Richard, the 2024.4 (+/- 0.3) estimate does not come from Brad’s analysis of the intervals from these earlier eruptions, but from a comparison of the light curve over the last ~10 years with that leading up to the 1946 eruption. They show common features, like a “super active state”, pre-eruption dip. This is described here:
https://ui.adsabs.harvard.edu/abs/2023MNRAS.524.3146S/abstract
And refined here:
B.E. Schaefer, B. Kloppenborg, E.O. Waagen, “Recurrent Nova T CrB Has Just Started Its Pre-eruption Dip in March/April 2023, so the Eruption Should Occur Around 2024.4 +- 0.3,” The Astronomer’s Telegram, No. 16107 (2023). The SAO/NASA Astrophysics Data System.

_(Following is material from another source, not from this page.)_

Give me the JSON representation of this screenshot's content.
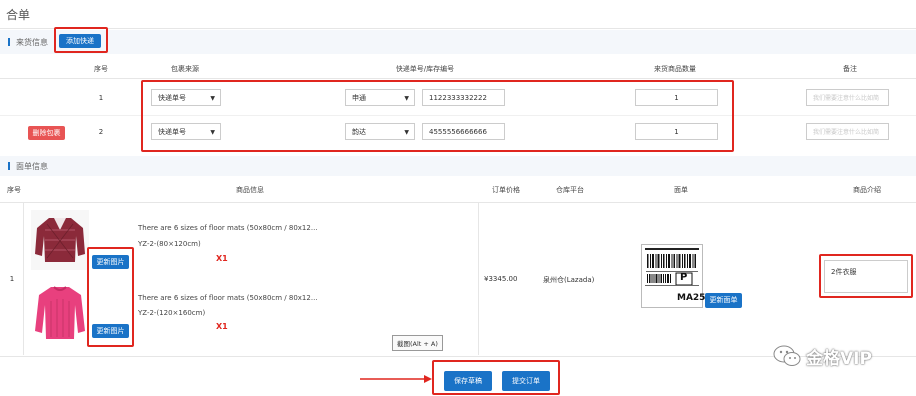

His paper concerning his identification of much earlier outbursts ( https://ui.adsabs.harvard.edu/abs/2023JHA….54..436S/abstract ) says:
“T CrB has four observed eruptions in the years 1217.8, 1787.9, 1866.4, and 1946.1, plus one more expected upcoming in 2024.4 ± 0.3. The recurrence timescales are 7 × 81.4, 78.5, 79.7, and likely 78.3 ± 0.3 years. With nine eruptions from 1217.8 to 1946.1, the average recurrence timescale is 80.9 years.”

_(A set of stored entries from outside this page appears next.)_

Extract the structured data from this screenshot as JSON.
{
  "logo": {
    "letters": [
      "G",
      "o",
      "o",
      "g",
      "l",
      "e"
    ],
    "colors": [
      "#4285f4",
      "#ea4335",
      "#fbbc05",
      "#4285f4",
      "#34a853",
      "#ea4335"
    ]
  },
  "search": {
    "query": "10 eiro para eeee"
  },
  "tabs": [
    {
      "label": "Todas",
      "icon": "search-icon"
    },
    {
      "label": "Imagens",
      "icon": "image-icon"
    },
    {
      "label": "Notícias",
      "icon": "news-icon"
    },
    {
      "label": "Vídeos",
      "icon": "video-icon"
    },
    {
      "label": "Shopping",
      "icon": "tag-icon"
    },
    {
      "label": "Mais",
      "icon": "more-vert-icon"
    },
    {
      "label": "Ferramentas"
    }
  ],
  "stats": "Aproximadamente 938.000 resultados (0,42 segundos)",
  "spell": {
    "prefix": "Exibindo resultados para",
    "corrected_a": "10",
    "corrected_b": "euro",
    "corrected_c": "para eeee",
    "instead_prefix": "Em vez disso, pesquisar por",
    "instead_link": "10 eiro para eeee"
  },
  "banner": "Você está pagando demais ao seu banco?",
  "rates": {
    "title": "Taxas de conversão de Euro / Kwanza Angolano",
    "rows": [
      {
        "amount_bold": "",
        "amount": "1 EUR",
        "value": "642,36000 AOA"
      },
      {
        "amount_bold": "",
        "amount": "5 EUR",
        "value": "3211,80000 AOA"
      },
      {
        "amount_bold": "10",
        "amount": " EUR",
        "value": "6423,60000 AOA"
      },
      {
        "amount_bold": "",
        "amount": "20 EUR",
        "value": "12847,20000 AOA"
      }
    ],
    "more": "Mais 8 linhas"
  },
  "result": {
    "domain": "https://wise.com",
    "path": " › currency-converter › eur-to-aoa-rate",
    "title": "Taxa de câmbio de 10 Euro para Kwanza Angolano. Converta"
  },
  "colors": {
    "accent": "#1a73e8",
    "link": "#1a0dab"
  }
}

So the 78.3 +/-0.3 error bar comes from the first paper, not his analysis of the interval between the 4 known eruptions. This average timescale is 80.9 years (no error bar given).
Brad’s predictions are based on his assumption that the next eruption will unfold in the same way as the last two (which appear to have identical light curves). But there is no strong astrophysical reason that this should be the case a third time. As I’ve reported previously, other researchers have made predictions for later in 2024 or even Nov 2025. We shall just have to keep on looking.